"TCE NA COLA"
Presidente da Câmara desiste de conceder RGA para servidores
O pagamento foi suspenso em razão de irregularidades detectadas por meio de auditoria realizada pelo conselheiro interino do TCE-MT, Ronaldo Ribeiro
22 de Julho de 2020, 14h28
O presidente da Câmara de Cuiabá, Misael Galvão (PTB), desistiu de reajustar a Revisão Geral Anual (RGA) dos servidores do Legislativo Municipal nesta quarta-feira (22).
Os pagamentos deveriam ser feitos já agora durante a pandemia do novo coronavirus (COVID-9).
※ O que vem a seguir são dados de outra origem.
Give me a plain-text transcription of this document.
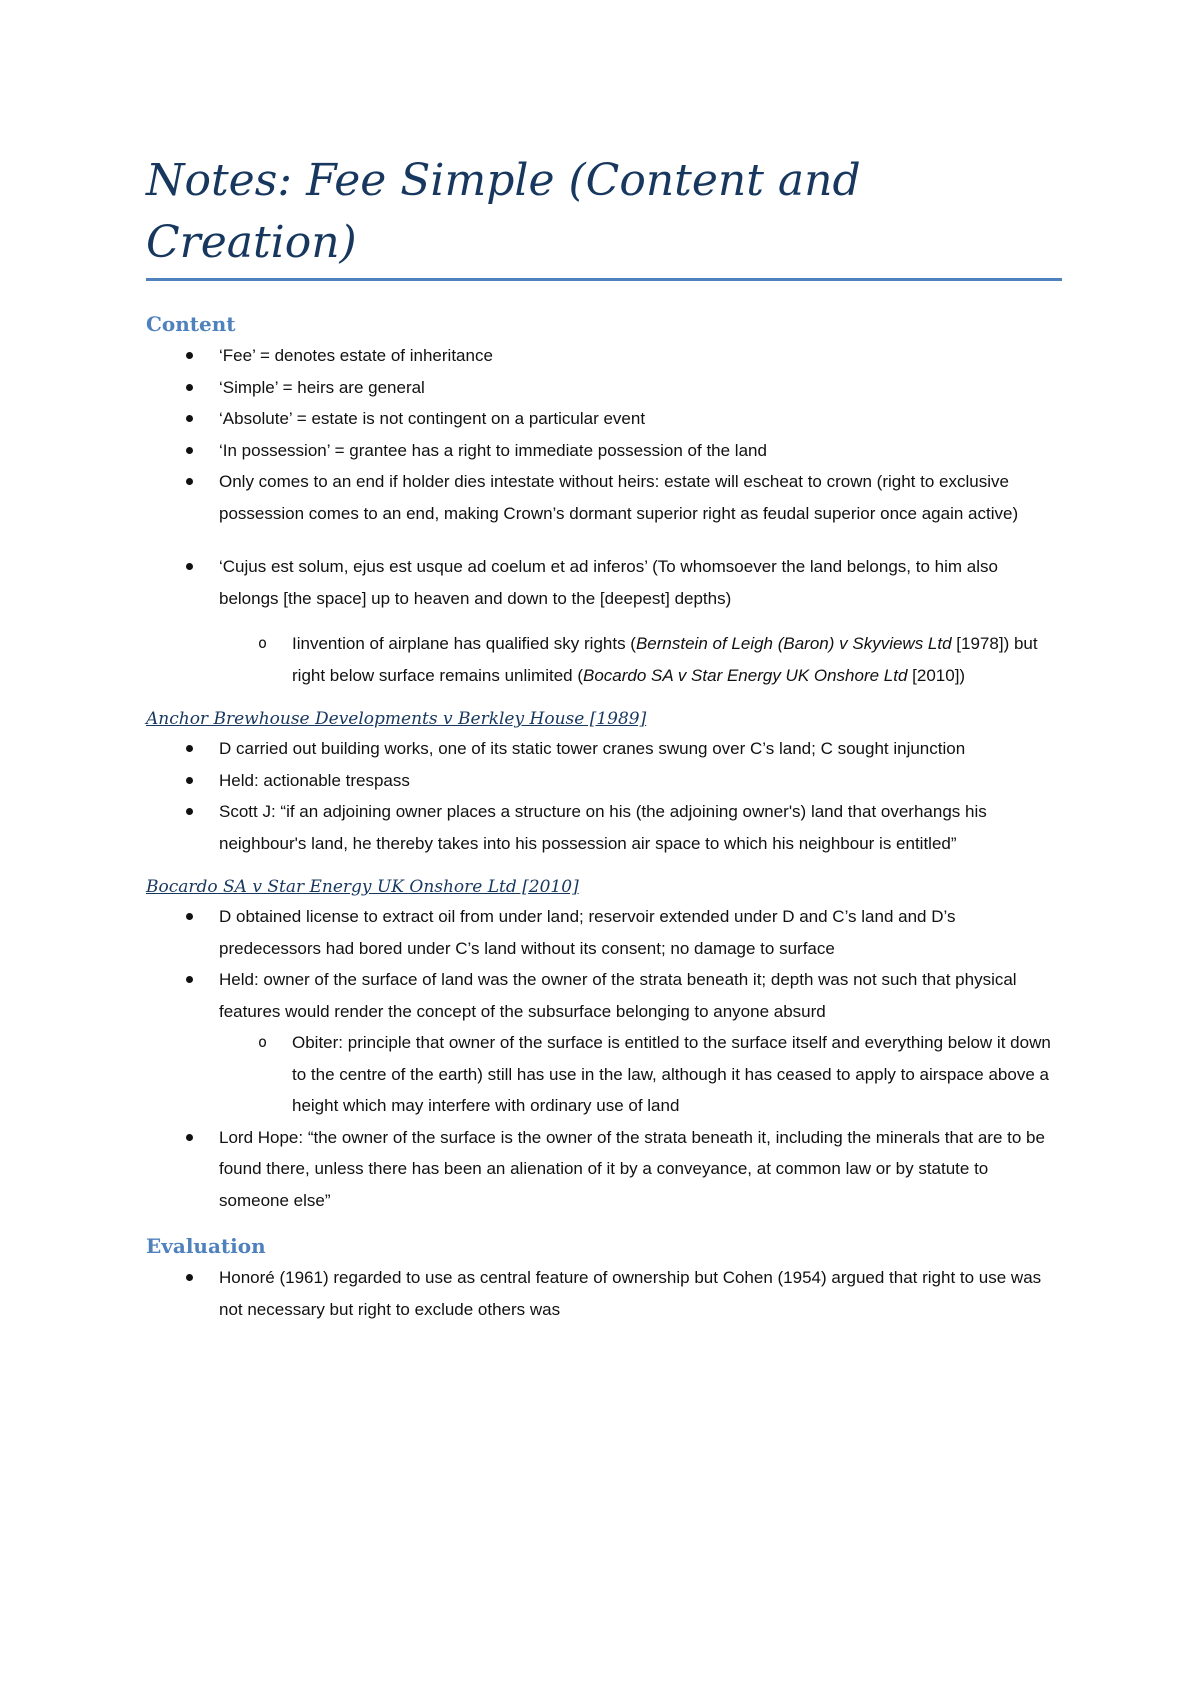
Notes: Fee Simple (Content and Creation)
Content
‘Fee’ = denotes estate of inheritance
‘Simple’ = heirs are general
‘Absolute’ = estate is not contingent on a particular event
‘In possession’ = grantee has a right to immediate possession of the land
Only comes to an end if holder dies intestate without heirs: estate will escheat to crown (right to exclusive possession comes to an end, making Crown’s dormant superior right as feudal superior once again active)
‘Cujus est solum, ejus est usque ad coelum et ad inferos’ (To whomsoever the land belongs, to him also belongs [the space] up to heaven and down to the [deepest] depths)
o Iinvention of airplane has qualified sky rights (Bernstein of Leigh (Baron) v Skyviews Ltd [1978]) but right below surface remains unlimited (Bocardo SA v Star Energy UK Onshore Ltd [2010])

Anchor Brewhouse Developments v Berkley House [1989]

D carried out building works, one of its static tower cranes swung over C’s land; C sought injunction
Held: actionable trespass
Scott J: “if an adjoining owner places a structure on his (the adjoining owner's) land that overhangs his neighbour's land, he thereby takes into his possession air space to which his neighbour is entitled”

Bocardo SA v Star Energy UK Onshore Ltd [2010]

D obtained license to extract oil from under land; reservoir extended under D and C’s land and D’s predecessors had bored under C’s land without its consent; no damage to surface
Held: owner of the surface of land was the owner of the strata beneath it; depth was not such that physical features would render the concept of the subsurface belonging to anyone absurd
o Obiter: principle that owner of the surface is entitled to the surface itself and everything below it down to the centre of the earth) still has use in the law, although it has ceased to apply to airspace above a height which may interfere with ordinary use of land
Lord Hope: “the owner of the surface is the owner of the strata beneath it, including the minerals that are to be found there, unless there has been an alienation of it by a conveyance, at common law or by statute to someone else”
Evaluation
Honoré (1961) regarded to use as central feature of ownership but Cohen (1954) argued that right to use was not necessary but right to exclude others was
No entanto, O Tribunal de Contas do Estado (TCE-MT) barrou a tentativa por meio de uma medida cautelar.
Com isso, Galvão na tarde desta quarta, anunciou que irá cumprir a determinação cautelar e suspenderá o pagamento com correção inflacionária.
Em nota, o presidente afirmou discordar ao tomar conhecimento da decisão e que irá recorrer, para segundo ele, “garantir o direito dos servidores”.
“Visto que a RGA não é um aumento e sim uma recomposição salarial – que é um direito anual, constitucional, já estava previsto em lei e tramitando antes de ocorrer a Pandemia”, diz trecho da nota.
Leia na íntegra o texto da Câmara:
NOTA À IMPRENSA
A Câmara Municipal de Cuiabá informa que cumprirá a decisão cautelar proferida pelo Tribunal de Contas do Estado de Mato Grosso sobre a suspensão do pagamento da Revisão Geral Anual (RGA) aos servidores do Legislativo Municipal.
Embora haja discordância, ao tomar conhecimento da decisão cautelar na manhã desta quarta-feira (22), imediatamente, o presidente da Câmara Municipal, Misael Galvão, determinou a suspensão de qualquer ato que possa descumprir a determinação do conselheiro interino do TCE, Ronaldo Ribeiro.
A Câmara Municipal de Cuiabá se coloca à disposição do TCE para sanar quaisquer dúvidas em relação à Lei 6.548/2020, que autorizou o pagamento da RGA aos servidores. A Lei 6.548/2020 foi publicada em 06 de julho de 2020, com efeitos retroativos a março de 2020.
A Câmara de Cuiabá também reforça que não abrirá mão da defesa dos direitos de seus servidores. Visto que a RGA não é um aumento e sim uma recomposição salarial – que é um direito anual, constitucional, já estava previsto em lei e tramitando antes de ocorrer a Pandemia.
Outrossim, faz-se necessário dizer que a Câmara Municipal de Cuiabá entende que houve legalidade no trâmite que culminou na Lei 6.548/2020 e, por isso, a Procuradoria do Legislativo já estuda os meios legais para interpor recurso junto ao Pleno do TCE.